2.Davalı-davacı kadın vekili temyiz dilekçesinde özetle; erkeğin geçimsizliğe neden olan olaylarda ağır kusurlu olduğunu, görgüye dayalı olmayan tanık beyanlarına göre kadının eşit kusurlu kabul edilmesinin, maddî ve manevî tazminat talebinin reddine karar verilmesinin usul ve kanuna aykırı olduğunu beyan ederek, kusur belirlemesi, maddî ve manevî tazminat talebinin reddi yönünden temyiz başvurusunda bulunmuştur.
C. Gerekçe
1. Uyuşmazlık ve Hukuki Nitelendirme
Uyuşmazlık, taraflarca açılan boşanma davasında taraflar arasında ortak hayatı temelinden sarsacak derecede ve birliğin devamında imkan vermeyecek nitelikte bir geçimsizlik bulunup bulunmadığı, geçimsizlik var ise kusurun kimden kaynaklandığı, kadına yüklenen kusurların gerçekleşip gerçekleşmediği, maddî ve manevî tazminatın, tedbir nafakasının yasal koşullarının oluşup oluşmadığı, karşı dava bulunmaması nedeniyle karşı davada erkek lehine vekâlet ücreti ve yargılama giderine hükmedilmemesinin usul ve kanuna uygun olup olmadığı noktasında toplanmaktadır.
2. İlgili Hukuk
4721 sayılı Kanun’un 4 üncü ve 6 ncı maddesi, 166 ncı maddesinin birinci ve ikinci fıkrası, 169 uncu, 174üncü maddesinin birinci ve ikinci fıkrası, 175 inci maddesi; 6100 sayılı Kanun'un 190 ncı ve 194 üncü maddeleri, 369 uncu maddesinin birinci fıkrası ile 370 ve 371 inci maddesi.
3. Değerlendirme
1.Bölge adliye mahkemelerinin nihai kararlarının bozulması 6100 sayılı Kanun'un 371 inci maddesinde yer alan sebeplerden birinin varlığı hâlinde mümkündür.

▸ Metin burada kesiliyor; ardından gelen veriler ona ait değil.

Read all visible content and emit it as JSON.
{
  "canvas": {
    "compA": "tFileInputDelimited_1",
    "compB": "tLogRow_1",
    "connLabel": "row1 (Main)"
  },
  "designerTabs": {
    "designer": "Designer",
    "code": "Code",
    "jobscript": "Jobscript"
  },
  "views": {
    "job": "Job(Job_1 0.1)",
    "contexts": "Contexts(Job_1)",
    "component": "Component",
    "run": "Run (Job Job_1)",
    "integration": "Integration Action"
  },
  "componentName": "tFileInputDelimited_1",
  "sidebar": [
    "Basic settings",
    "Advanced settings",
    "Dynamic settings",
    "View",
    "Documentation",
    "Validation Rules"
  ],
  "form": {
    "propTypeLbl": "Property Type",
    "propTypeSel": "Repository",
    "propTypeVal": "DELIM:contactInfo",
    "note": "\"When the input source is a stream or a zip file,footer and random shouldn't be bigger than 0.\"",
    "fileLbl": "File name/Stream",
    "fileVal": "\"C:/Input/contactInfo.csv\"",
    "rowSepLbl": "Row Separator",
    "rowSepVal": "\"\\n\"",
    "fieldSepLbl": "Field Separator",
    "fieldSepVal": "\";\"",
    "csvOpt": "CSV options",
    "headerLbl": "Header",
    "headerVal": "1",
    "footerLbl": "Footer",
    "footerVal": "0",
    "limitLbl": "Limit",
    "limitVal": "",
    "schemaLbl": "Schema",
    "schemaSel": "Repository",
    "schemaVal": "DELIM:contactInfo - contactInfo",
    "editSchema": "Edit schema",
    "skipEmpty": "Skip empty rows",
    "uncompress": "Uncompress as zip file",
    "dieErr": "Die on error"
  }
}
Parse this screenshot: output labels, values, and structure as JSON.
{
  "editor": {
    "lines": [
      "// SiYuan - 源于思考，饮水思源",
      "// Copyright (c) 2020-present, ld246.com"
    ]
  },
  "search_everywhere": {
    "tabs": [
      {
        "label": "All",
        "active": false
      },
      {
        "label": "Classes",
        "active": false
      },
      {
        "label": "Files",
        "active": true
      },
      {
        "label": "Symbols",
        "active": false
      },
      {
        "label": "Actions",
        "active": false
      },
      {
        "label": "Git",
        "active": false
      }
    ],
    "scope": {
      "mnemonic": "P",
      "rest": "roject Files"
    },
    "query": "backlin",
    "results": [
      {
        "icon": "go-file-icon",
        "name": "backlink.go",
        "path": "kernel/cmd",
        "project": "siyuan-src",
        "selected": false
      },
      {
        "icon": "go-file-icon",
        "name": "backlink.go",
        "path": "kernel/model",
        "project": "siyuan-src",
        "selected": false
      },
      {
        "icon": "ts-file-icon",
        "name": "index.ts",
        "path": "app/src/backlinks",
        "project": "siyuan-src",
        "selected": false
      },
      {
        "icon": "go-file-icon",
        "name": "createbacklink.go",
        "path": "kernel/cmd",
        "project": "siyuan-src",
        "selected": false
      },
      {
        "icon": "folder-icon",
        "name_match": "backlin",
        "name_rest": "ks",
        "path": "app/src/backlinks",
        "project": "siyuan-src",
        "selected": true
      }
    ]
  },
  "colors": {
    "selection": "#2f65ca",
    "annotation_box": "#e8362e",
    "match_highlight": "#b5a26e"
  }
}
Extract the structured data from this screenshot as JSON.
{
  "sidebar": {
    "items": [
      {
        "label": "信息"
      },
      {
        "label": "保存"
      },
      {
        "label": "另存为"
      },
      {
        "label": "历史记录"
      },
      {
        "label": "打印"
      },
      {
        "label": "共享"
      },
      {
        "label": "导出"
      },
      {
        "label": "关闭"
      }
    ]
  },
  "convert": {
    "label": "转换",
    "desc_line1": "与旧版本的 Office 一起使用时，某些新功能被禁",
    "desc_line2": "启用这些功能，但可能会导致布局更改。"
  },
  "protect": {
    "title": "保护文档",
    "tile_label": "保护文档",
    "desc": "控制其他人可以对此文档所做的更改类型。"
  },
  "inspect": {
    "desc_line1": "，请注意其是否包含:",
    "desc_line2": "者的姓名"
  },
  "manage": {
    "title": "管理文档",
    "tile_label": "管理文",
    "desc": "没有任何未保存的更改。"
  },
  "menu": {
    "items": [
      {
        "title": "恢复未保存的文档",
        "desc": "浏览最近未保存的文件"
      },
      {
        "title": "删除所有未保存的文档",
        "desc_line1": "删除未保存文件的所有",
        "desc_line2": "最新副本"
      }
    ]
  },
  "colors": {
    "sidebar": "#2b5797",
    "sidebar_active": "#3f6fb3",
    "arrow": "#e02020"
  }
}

2.Temyizen ..., tarafların karşılıklı iddia ve savunmalarına, dayandıkları belgelere, uyuşmazlığa uygulanması gereken hukuk kuralları ile hukuki ilişkinin nitelendirilmesine, dava şartlarına, yargılama ve ispat kuralları ile kararda belirtilen gerekçelere ve özellikle Mahkemece asıl davada davalı-davacı kadına kusur olarak yüklenilen fiziksel şiddet uyguladığı vakıasına ... erkeğin dava dilekçesinde usulüne uygun şekilde dayanmadığı, dayanılmayan vakıanın davalı-davacı kadına kusur olarak yüklenilemeyeceği, ancak Mahkemece kabul edilen ve gerçekleşen diğer kusurlu davranışlarına göre yine de boşanmaya sebebiyet veren olaylarda tarafların eşit kusurlu olduklarının anlaşılmasına göre, usul ve kanuna uygun olup taraf vekilleri tarafından temyiz dilekçesinde ileri sürülen nedenler kararın bozulmasını gerektirecek nitelikte görülmemiştir.
VI. KARAR
Açıklanan sebeple;
1.... erkek vekilinin kusur belirlemesine yönelik temyiz dilekçesinin istinaf edilmeyen yön temyiz edilemeyeceğinden REDDİNE,
2.... erkek vekilinin sair ve davalı-davacı kadın vekilinin temyiz itirazlarının incelenmesine gelince;
Temyiz olunan Bölge Adliye Mahkemesi kararının 6100 sayılı Kanun'un 370 inci maddesinin birinci fıkrası uyarınca ONANMASINA,
Aşağıda yazılı temyiz giderinin taraflara yükletilmesine,
Dosyanın İlk Derece Mahkemesine, kararın bir örneğinin Bölge Adliye Mahkemesine gönderilmesine,
23.01.2024 tarihinde oy birliğiyle karar verildi.